My friend Darcy O’Neil who thankfully isn’t only a good bartender, but also a soda historian and chemical research analysts has now videos - which I can learn from!
So - no, probably ginger ale was never produced by steeping ginger in water and make it like a good ol’ dinner recipe.
Would I rather do Darcy’s or my recipe?
To be honest - I do think, that moving forward doesn’t always mean, to do it like in the past. I think making sodas from less processed ingredient is more than adequate. The only problem: you cannot keep it for long. My type of syrup stays about 1 month at its quality peak. Some sodas like ginger ale rather have days, before they perish. Darcy’s syrups and sodas are almost indefinitely shelf stable.
Flavor is also a key difference. I think that our palate almost adapted to the highly processed (and “aged”) aromas. For example I found, that “aged” (that means forgotten) lemon soda, will taste after a month or so like Mountain Dew - it seems that the lemon oils are oxidizing and becoming very similar to compounds found in the popular soda. I usually enjoy Mountain Dew - but to be honest, I rather enjoy real lemon aromas.
But this is the thing: we have got to choose. We have to understand, that both “products” exist - and that a less romantic history exist - and we have to choose, what we like to make.
Besides of my interest for the implications of Darcy’s knowledge, I am just interested nominal about the taste of the sodas - because of their historical importance. But at the end, they will taste very close what you can buy of big soda companies.

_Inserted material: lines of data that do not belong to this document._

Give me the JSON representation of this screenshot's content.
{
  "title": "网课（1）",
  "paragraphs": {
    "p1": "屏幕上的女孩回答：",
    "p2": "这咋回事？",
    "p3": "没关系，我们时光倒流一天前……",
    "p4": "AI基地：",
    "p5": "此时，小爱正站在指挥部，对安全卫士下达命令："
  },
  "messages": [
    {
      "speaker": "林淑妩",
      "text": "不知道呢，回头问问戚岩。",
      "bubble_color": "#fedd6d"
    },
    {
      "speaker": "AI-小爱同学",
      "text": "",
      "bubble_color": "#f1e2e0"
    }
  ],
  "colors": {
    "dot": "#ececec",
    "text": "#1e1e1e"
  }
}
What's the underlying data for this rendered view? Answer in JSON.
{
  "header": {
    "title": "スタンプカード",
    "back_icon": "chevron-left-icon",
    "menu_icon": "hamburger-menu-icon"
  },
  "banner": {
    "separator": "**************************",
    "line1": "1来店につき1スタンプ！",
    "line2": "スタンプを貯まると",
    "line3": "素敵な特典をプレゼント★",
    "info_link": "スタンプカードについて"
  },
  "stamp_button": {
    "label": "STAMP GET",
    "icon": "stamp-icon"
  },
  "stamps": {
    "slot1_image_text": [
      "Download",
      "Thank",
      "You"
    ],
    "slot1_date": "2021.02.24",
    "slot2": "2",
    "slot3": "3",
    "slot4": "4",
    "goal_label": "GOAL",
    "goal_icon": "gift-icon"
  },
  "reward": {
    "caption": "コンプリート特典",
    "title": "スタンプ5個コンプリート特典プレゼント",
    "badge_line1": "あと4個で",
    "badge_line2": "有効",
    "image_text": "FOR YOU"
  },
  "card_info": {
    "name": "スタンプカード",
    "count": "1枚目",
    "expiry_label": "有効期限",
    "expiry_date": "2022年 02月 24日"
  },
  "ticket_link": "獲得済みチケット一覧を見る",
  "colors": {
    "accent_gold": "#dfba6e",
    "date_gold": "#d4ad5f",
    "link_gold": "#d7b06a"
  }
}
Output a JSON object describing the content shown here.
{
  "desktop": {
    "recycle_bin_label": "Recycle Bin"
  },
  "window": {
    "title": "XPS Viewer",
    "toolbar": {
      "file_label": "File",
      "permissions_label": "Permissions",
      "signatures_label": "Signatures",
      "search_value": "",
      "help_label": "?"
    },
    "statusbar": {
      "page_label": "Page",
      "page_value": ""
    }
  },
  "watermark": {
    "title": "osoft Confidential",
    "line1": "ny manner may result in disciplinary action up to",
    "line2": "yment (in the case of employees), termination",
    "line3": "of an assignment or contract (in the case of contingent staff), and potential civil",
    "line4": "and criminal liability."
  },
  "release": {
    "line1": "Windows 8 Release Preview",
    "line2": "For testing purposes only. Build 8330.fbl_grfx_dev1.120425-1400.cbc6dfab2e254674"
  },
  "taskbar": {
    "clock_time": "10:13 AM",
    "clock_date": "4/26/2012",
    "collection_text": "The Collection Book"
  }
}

However if you are making a recipe, which uses fresh ginger, some caramelized sugar (or even black sugar) and if you are reducing the ingredients (only using citric acid as acidifier) - you have a different level of authenticity - which doesn’t derive of historical data, but of the ingredients themselves.
But please: we have to understand, that Darcy does a huge public service here. First of all, it discovers (in a very charming way), what you are really drinking when you gulp down sodas. The marketing let us believe, that it has still something to do with real fruit and real ingredients. And while essential oils are real - all ingredients are at least highly processed.
We also can understand, how we can make ginger ale better. I won’t use a percolator to do my syrups anytime soon (ok, ok, I have googled it already and looked at different options) but the information to use cinnamon, nutmeg and orange peel definitely peeked my interest! I will incorporate it into my future recipe.